The Jimi Hendrix Experience “Are You Experienced?”: 1967 produced the two most influential psychedelic albums of all time: The Beach Boys SMiLE and this one. At the same time Brian Wilson was exploring how deeply the studio could be used as an instrument to create incredibly vivid sound pictures through production and arranging processes Jimi was doing the same thing with only one instrument, a great rhythm section and a little bit of Eddie Kramer’s studio magic. People saw trails from Jimi’s guitar and rock music was changed forever.
The Beach Boys “Love You”: This is already a classic record because of the Brian Wilson chord changes and his incredibly direct lyrical perspective but the production choices are so extreme it challenges nearly every notion of what production is. Kinda like Smiley Smile did….but with synths instead of organs.
The Spinners “s/t”: Motown brought harmonic sophistication to r&b grooves first but after them the records Gamble and Huff made at Sigma Sound became the dna of disco, dance, urban, eighties pop, modern r&b, quiet storm and beyond. Sly’s influence is more singular and profound but this music’s reach is so omnipotent and smooth you don’t even notice it.
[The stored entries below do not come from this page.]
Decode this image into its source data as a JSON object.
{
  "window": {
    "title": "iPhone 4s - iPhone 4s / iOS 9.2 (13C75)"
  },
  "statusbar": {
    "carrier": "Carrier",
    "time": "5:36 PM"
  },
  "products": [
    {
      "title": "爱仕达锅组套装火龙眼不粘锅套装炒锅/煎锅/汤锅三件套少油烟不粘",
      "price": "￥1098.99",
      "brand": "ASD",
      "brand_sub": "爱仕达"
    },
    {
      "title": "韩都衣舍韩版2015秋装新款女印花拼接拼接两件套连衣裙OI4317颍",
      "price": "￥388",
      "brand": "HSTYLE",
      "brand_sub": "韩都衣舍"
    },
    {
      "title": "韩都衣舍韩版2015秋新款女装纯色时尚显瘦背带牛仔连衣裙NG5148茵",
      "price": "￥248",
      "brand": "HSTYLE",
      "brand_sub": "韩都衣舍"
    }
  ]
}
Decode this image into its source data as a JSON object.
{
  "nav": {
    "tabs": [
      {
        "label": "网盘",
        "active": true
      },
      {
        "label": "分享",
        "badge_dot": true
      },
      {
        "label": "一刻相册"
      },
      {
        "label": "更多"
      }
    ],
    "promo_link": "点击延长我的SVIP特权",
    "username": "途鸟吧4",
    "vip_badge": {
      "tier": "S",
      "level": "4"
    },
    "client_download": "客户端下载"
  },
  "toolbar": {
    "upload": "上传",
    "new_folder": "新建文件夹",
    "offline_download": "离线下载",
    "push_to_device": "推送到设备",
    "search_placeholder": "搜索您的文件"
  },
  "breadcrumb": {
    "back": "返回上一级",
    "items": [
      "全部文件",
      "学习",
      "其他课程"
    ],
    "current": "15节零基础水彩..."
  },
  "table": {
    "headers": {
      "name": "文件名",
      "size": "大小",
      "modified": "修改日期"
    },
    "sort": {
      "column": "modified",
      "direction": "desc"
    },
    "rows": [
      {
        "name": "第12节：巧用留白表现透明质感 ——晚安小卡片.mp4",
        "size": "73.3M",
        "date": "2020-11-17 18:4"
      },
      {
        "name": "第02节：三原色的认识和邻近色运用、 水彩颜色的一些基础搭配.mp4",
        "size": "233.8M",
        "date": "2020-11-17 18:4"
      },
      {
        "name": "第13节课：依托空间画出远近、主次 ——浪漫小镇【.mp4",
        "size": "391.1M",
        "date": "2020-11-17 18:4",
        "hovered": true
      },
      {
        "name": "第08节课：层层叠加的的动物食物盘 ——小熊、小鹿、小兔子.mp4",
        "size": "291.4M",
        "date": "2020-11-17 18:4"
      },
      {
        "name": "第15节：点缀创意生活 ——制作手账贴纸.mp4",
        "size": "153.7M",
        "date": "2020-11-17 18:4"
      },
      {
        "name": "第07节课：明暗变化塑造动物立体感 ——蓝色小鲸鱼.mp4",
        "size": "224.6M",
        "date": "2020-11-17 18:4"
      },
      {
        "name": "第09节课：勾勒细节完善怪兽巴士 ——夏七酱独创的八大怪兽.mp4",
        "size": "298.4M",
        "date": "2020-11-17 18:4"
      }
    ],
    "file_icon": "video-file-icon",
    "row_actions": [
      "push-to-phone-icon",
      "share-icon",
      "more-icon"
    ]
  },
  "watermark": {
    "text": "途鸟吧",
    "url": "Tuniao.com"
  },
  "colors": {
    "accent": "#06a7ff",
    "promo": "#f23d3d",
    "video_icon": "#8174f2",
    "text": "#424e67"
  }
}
Prince “Lovesexy”: I heard Prince and the Revolution before I heard Sly and the Family Stone and was relieved to know he didn’t COMPLETELY invent his whole new thing even if he played all the instruments. How’s this for the Producer being in charge? On cd it’s one forty-five minute track–you must listen to the whole album! Luckily on vinyl all is good. Especially since “Dance On” starts side 2.
Fleetwood Mac “Rumours” & “Tusk”: As productions, one is the perfectly rendered passion painting and the other is the unframed, bloody canvas with every stroke visible.
The Flaming Lips “The Soft Bulletin”: This record and Yoshimi took melodic pop/rock as far out as it’s gotten in this century and that that finally made them the most popular band of The Years Before Punk Broke save Nirvana is a beautiful thing!